Рядом с Рэчел сидел Ричард. Его присутствие, его внешность вызывали у нее странное ощущение – ладно скроенная одежда, похрустывающая манишка, манжеты, перехваченные синими кольцами, очень чистые пальцы с квадратными кончиками, перстень с красным камнем на левом мизинце…

– У нас была собака-зануда, которая сознавала это, – сказал он, обращаясь к Рэчел прохладно-непринужденным тоном. – Скайтерьер – знаете, они такие длинные, с маленькими лапками, которые выглядывают из-под шерсти. На гусениц похожи – нет, скорее, на диванчики. Одновременно мы держали и другую собаку, черного живого пса. Кажется, эта порода называется шипперке. Большего контраста представить невозможно. Скайтерьер был медлителен, нетороплив, как престарелый джентльмен в клубе, будто говорил: «Неужели вы это серьезно?» А шипперке был стремителен, как нож. Признаюсь, мне скайтерьер нравился больше. В нем чувствовался какой-то пафос.

В рассказе вроде не было изюминки.

– И что с ним стало? – спросила Рэчел.

– Это очень печальная история, – тихо сказал Ричард, очищая яблоко. – Моя жена поехала на автомобиле, он увязался за ней и был сбит жестоким велосипедистом.

– Он погиб? – спросила Рэчел.

Но это уже расслышала на своем конце стола Кларисса.

– Не говорите об этом! – закричала она. – Я до сих пор не могу об этом вспоминать.

Неужели в ее глазах действительно показались слезы?

– Это самое печальное в домашних животных, – сказал мистер Дэллоуэй. – Они умирают. Первым горем, которое я помню, была смерть сони. С прискорбием должен признаться, что я на нее сел. Хотя это печали вовсе не убавляет. «Здесь покоится утка, на которую Сэмюэл Джонсон сел»[18], помните? Я был крупным мальчиком. Потом были канарейки, – продолжил он, – пара вяхирей, лемур, однажды даже ласточка.

– Вы жили за городом? – спросила Рэчел.

– Мы жили за городом по шесть месяцев в году. Мы – это четыре сестры, брат и я. Нет ничего лучше, чем расти в большой семье. Особенную радость доставляют сестры.

– Дик, тебя страшно баловали! – прокричала Кларисса через стол.

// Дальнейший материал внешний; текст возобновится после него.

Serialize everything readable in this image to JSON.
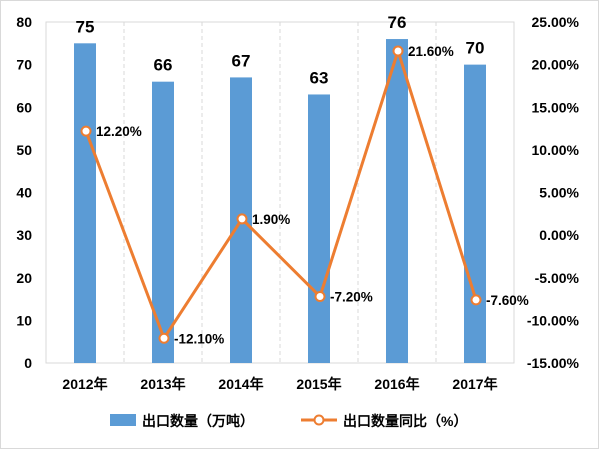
{
  "chart_data": {
    "type": "bar",
    "categories": [
      "2012年",
      "2013年",
      "2014年",
      "2015年",
      "2016年",
      "2017年"
    ],
    "series": [
      {
        "name": "出口数量（万吨）",
        "type": "bar",
        "axis": "left",
        "values": [
          75,
          66,
          67,
          63,
          76,
          70
        ],
        "value_labels": [
          "75",
          "66",
          "67",
          "63",
          "76",
          "70"
        ],
        "color": "#5b9bd5"
      },
      {
        "name": "出口数量同比（%）",
        "type": "line",
        "axis": "right",
        "values": [
          12.2,
          -12.1,
          1.9,
          -7.2,
          21.6,
          -7.6
        ],
        "value_labels": [
          "12.20%",
          "-12.10%",
          "1.90%",
          "-7.20%",
          "21.60%",
          "-7.60%"
        ],
        "color": "#ed7d31"
      }
    ],
    "y_left": {
      "ylim": [
        0,
        80
      ],
      "ticks": [
        0,
        10,
        20,
        30,
        40,
        50,
        60,
        70,
        80
      ],
      "tick_labels": [
        "0",
        "10",
        "20",
        "30",
        "40",
        "50",
        "60",
        "70",
        "80"
      ]
    },
    "y_right": {
      "ylim": [
        -15,
        25
      ],
      "ticks": [
        -15,
        -10,
        -5,
        0,
        5,
        10,
        15,
        20,
        25
      ],
      "tick_labels": [
        "-15.00%",
        "-10.00%",
        "-5.00%",
        "0.00%",
        "5.00%",
        "10.00%",
        "15.00%",
        "20.00%",
        "25.00%"
      ]
    },
    "grid": "vertical dashed",
    "legend_position": "bottom"
  }
}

– Нет, нет, ценили, – возразил Ричард.

У Рэчел на языке вертелись вопросы совсем о другом, точнее – один большой вопрос, хотя она не знала, как облечь его в слова. И беседа казалась для этого вопроса слишком легковесной.

«Пожалуйста, расскажите мне – всё!» – вот, что она хотела бы сказать. Ричард будто лишь чуть-чуть отодвинул занавес и показал ей изумительные сокровища. Ей казалось невероятным, чтобы такой человек пожелал говорить с ней. У него были сестры, домашние животные, когда-то он жил за городом. Она все размешивала и размешивала чай в своей чашке. Пузырьки кружились и собирались стайками, и ей представилось, что они олицетворяют родство человеческих душ.

Тем временем нить беседы ускользнула от нее, и, когда Ричард вдруг шутливо произнес:

– Я уверен, что мисс Винрэс тайно тяготеет к католицизму, – она понятия не имела, что ответить, а Хелен не удержалась от смешка над тем, как она вздрогнула.

Однако завтрак был окончен, и миссис Дэллоуэй поднялась.

– Мне всегда казалось, что религия подобна коллекционированию жуков, – сказала она, подводя итог дискуссии, когда поднималась по лестнице вместе с Хелен. – Одному черные жуки нравятся, другому – нет, а спорить об этом без толку. Какой черный жук есть у вас?

– Наверное, мои дети, – сказала Хелен.

– Ах, это совсем другое, – возразила Кларисса с придыханием. – Расскажите. У вас мальчик, да? Разве не ужасно оставлять их?

Будто синяя тень легла на озеро. Их глаза стали глубже, голоса потеплели.

Рэчел не стала вместе с ними прогуливаться по палубе: благополучные матроны возмутили ее – она вдруг почувствовала себя сиротой, не допущенной к их миру. Рэчел резко повернулась и пошла прочь. Хлопнув дверью своей каюты, она достала ноты. Они были старые – Бах и Бетховен, Моцарт и Перселл – пожелтевшие страницы, с шероховатыми на ощупь гравюрами. Через три минуты она погрузилась в очень трудную, очень классическую фугу ля мажор, а ее лицо приняло странное выражение, в котором смешивались отрешенность, волнение и удовлетворенность. Иногда она и запиналась, и сбивалась, так что ей приходилось проигрывать один такт дважды, но все же ноты были как будто пронизаны незримой нитью, из которой рождались форма и общая конструкция. Совсем не легко было понять, как эти звуки должны сочетаться между собой, работа требовала от Рэчел напряжения всех ее способностей, и она была поглощена ею настолько, что не услышала стука. Дверь распахнулась, в каюту вошла миссис Дэллоуэй. Она не затворила за собой дверь, и в проеме были видны кусок белой палубы и синего моря. Конструкция фуги рухнула.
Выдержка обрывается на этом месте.